A pujança das letras em geral é um capítulo à parte, o qual impressiona neste tempo de crise dos periódicos de todo tipo. Os jornais abundavam de manhã, à tarde e à noite. Revistas e mais revistas, com variados temas, concorriam entre si pela atenção do leitor. O número de editoras não era tão grande, mas as que havia eram sólidas e publicavam bastante. Muitas -  e grandes - eram as livrarias.
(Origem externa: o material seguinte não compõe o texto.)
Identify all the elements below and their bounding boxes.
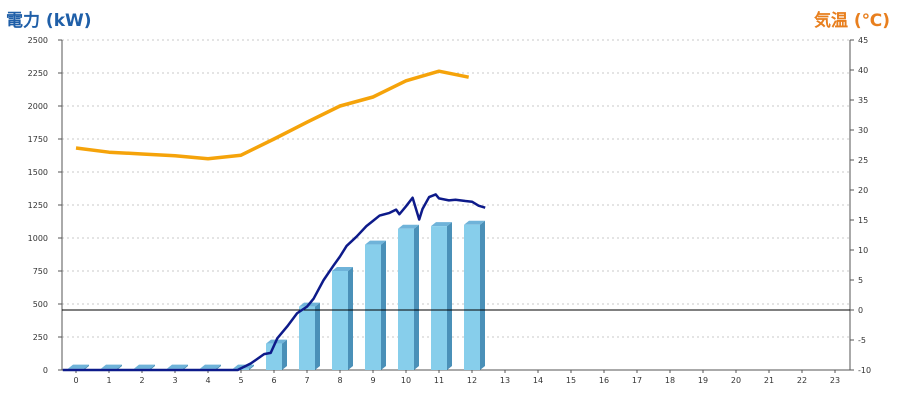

Das letras se passa ao teatro, e do teatro, à música. Ruy descreve demoradamente a cena teatral daquela época; a importância do teatro de revista, gênero popular e ligeiro que levava multidões às salas de espetáculo; e as tentativas de tornar a dramaturgia nacional mais densa, seja com o teatro de brinquedo, seja com o teatro dos negros. Foi naquela época que surgiu o célebre Procópio Ferreira. O teatro se confundia com a música, e, na música, muita coisa acontecia. O Rio oferecia um cardápio para todos os gostos. Por aqui passavam as grandes companhias de ópera e música clássica internacionais. O samba começava a se insinuar e firmar como gênero musical independente de outros, como o maxixe. Os sons norte-americanos e suas danças invadiam a cidade. Prestava-se atenção aos sons locais, às tradições do povo, ao folclore; Villa-Lobos sintetizava em alto nível essa pesquisa, levando sua produção de ponta ao exterior. O carnaval dava um passo para além dos blocos, que muitas vezes terminavam em brigas, transformando-se em escola de samba com carro abre-alas, baianas, desfile e tudo o mais que conhecemos.

Capítulo pitoresco da história dos anos 20, o rádio nasceu no Brasil nas mãos da ciência e, mais particularmente, nas de Roquette-Pinto. Roquette desejava a princípio que o meio de comunicação fosse voltado à educação e cultura do povo; havia circunstâncias que o envolviam que realmente recomendavam essa utilização. Todavia, logo o rádio se popularizaria de modo a devotar-se a finalidades menos pedagógicas.

Concretamente, o Rio se transformava. O morro do Castelo fora posto abaixo, a exposição universal feita em seu lugar foi um sucesso, tentava-se disciplinar o crescimento da cidade pelas mãos do pai do urbanismo moderno, arranha-céus eram erguidos, descobriam-se as praias, erguia-se o Copacabana Palace e, mais emblemático no que se refere ao Rio de Janeiro, o Cristo Redentor era esculpido no topo do Corcovado. Castro nos conta sobre a ascensão de uma intelectualidade católica organizada, capitaneada por Jackson de Figueiredo, que passou a exercer grande influência no debate público da época. Um dos frutos dessa ação organizada foi justamente a construção do Cristo Redentor, ideia que vinha de outros tempos sem se concretizar. Alceu de Amoroso Lima sucederia Jackson e exerceria fortemente essa influência católica sobre a intelectualidade das décadas seguintes. Ainda no campo do catolicismo, causam surpresa as considerações de Castro acerca da piedade de Mário e Oswald de Andrade: como na época existisse o Index de Livros Proibidos, Mário solicitava ao vigário-geral da Arquidiocese de São Paulo permissão para ler determinados títulos.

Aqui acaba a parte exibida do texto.